To remove the PCB from the chassis, undo the nuts on the jacks and switch. Then, press the switch, and the whole assembly will pop free.
Press the button to pop the board free.
Power Input Jack
The next step is soldering the barrel jack, which goes between the TRS jacks.
Soldering in the barrel jack.
If you’re adding a through-hole LED, it goes next to the stomp switch, and the bias resistor goes next to it in the resistor location marked
BRT. To make it through the hole in the chassis, the LED needs to stand some distance from the PCB. As with the switch and jacks, you can use the chassis as a template to get it aligned correctly.
The LED is polarized and needs to be installed correctly. The cathode of the LED is marked by both the flat spot on the collar of the LED and the shorter leg, which should face towards the switch.
LED assembly closeup.
With the LED and resistor soldered in place, trim the legs flush with the bottom of the PCB.

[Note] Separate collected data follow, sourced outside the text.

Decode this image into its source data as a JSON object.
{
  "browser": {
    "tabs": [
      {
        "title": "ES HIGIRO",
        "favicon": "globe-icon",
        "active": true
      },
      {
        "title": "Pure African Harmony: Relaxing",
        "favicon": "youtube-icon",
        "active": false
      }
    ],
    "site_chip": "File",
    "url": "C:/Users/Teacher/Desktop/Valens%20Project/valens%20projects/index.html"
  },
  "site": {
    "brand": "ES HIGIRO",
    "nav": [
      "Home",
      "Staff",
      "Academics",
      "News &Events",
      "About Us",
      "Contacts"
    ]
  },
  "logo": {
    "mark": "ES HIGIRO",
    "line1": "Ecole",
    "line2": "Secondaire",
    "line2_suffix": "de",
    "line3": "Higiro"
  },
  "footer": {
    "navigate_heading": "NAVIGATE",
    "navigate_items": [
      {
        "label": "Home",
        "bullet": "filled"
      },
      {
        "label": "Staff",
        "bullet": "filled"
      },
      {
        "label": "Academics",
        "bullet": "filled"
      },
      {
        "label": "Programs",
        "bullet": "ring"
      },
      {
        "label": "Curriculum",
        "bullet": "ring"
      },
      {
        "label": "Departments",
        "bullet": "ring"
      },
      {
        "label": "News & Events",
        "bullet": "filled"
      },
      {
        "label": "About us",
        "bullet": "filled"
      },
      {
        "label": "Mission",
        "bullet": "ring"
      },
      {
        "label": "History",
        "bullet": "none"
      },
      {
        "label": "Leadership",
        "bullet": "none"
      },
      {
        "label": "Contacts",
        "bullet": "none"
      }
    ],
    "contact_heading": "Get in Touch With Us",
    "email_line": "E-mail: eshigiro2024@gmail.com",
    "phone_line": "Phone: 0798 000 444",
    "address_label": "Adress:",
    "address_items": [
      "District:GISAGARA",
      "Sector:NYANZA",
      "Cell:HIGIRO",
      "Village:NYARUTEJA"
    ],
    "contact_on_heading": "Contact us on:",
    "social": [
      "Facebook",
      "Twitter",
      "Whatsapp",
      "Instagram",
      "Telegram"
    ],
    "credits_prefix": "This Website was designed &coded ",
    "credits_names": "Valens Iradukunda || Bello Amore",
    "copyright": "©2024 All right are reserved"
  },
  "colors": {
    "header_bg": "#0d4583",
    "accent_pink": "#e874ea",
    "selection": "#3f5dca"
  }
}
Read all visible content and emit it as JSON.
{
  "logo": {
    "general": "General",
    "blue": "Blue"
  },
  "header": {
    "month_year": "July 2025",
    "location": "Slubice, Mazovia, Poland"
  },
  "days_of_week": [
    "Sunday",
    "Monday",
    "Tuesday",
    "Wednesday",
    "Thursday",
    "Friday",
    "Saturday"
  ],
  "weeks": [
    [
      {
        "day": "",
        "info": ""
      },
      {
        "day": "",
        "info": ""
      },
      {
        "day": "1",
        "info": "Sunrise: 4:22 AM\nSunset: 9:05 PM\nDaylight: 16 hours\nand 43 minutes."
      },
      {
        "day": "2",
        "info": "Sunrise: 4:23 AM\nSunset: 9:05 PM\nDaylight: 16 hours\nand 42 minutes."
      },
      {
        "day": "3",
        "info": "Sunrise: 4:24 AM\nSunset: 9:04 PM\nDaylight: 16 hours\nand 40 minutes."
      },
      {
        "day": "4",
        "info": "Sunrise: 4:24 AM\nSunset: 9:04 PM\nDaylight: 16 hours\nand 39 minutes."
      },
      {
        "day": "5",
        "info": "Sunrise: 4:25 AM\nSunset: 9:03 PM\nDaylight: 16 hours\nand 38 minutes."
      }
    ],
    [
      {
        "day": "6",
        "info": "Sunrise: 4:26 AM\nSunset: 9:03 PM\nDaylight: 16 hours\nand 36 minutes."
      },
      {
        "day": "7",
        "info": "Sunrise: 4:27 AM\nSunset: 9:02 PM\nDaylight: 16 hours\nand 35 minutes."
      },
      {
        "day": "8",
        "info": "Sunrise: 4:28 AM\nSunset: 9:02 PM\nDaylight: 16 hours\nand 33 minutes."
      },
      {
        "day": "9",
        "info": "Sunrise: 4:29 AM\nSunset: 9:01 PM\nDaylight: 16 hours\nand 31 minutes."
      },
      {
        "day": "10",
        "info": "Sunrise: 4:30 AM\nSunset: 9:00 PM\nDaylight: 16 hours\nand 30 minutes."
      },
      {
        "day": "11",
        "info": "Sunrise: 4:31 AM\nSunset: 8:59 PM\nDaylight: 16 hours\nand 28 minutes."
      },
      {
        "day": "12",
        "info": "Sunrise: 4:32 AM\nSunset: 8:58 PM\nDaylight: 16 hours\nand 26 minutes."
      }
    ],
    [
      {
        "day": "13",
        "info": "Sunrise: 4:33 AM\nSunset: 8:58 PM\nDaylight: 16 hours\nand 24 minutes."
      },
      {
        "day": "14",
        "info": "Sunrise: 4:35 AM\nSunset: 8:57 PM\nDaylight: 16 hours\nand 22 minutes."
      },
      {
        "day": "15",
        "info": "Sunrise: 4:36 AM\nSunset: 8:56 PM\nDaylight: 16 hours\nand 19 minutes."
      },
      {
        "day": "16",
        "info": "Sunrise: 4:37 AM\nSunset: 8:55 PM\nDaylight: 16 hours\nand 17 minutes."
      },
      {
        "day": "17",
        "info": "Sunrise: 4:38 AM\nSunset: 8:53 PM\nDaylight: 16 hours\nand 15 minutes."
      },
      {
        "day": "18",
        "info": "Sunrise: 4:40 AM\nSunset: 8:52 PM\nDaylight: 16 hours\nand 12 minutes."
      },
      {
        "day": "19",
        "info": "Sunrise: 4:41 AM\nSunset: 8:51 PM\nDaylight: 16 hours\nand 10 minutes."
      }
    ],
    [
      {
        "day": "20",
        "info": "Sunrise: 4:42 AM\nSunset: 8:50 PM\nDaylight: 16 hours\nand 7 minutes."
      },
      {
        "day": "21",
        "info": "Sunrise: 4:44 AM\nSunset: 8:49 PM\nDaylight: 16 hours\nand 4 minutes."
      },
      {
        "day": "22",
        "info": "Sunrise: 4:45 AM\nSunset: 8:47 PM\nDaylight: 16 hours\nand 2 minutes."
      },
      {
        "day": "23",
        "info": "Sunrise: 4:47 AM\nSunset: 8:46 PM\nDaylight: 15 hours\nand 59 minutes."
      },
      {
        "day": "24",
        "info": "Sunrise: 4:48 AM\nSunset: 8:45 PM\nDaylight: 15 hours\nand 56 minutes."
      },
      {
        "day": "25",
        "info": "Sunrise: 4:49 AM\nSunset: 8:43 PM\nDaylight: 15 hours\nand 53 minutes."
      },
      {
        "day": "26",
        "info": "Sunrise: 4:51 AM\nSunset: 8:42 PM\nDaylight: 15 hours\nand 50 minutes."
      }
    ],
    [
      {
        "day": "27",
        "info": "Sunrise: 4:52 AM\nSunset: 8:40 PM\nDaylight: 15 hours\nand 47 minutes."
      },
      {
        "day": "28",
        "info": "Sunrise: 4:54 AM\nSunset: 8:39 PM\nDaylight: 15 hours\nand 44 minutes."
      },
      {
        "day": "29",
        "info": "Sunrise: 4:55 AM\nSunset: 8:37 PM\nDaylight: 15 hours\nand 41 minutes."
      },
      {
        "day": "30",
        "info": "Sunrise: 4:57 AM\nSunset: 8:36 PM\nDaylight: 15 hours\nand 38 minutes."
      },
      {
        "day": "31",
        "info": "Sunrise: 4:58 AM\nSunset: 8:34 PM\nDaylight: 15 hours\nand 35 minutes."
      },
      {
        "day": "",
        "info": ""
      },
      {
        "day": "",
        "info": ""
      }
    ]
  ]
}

You can also remove the solder blob from SJ1, near the bias resistor, to disable the internal LED.
Chassis Ground Lug
Next, add the ground lug.
You’ll need a short piece of stranded hookup wire. Strip and tin the ends of the wire. Solder one end to the ground pad near the barrel jack and the other end to the star washer.
Chassis ground pigtail.
The star washer mounts to the chassis via the small hole near the barrel jack.
Firmly connected chassis ground.
9V Battery Snap
Finally, solder in the 9V battery snap. The PCB has some additional holes to relieve stress on the battery wires – feed the wires up through the holes, then back through the solder pads. Take care to match the wires, red, and black, to the legend on the board.
Battery snap detail.
The battery snap is optional – if you’re strictly using an external power supply, you might prefer to leave it off so there isn’t a loose connector wandering around in the box.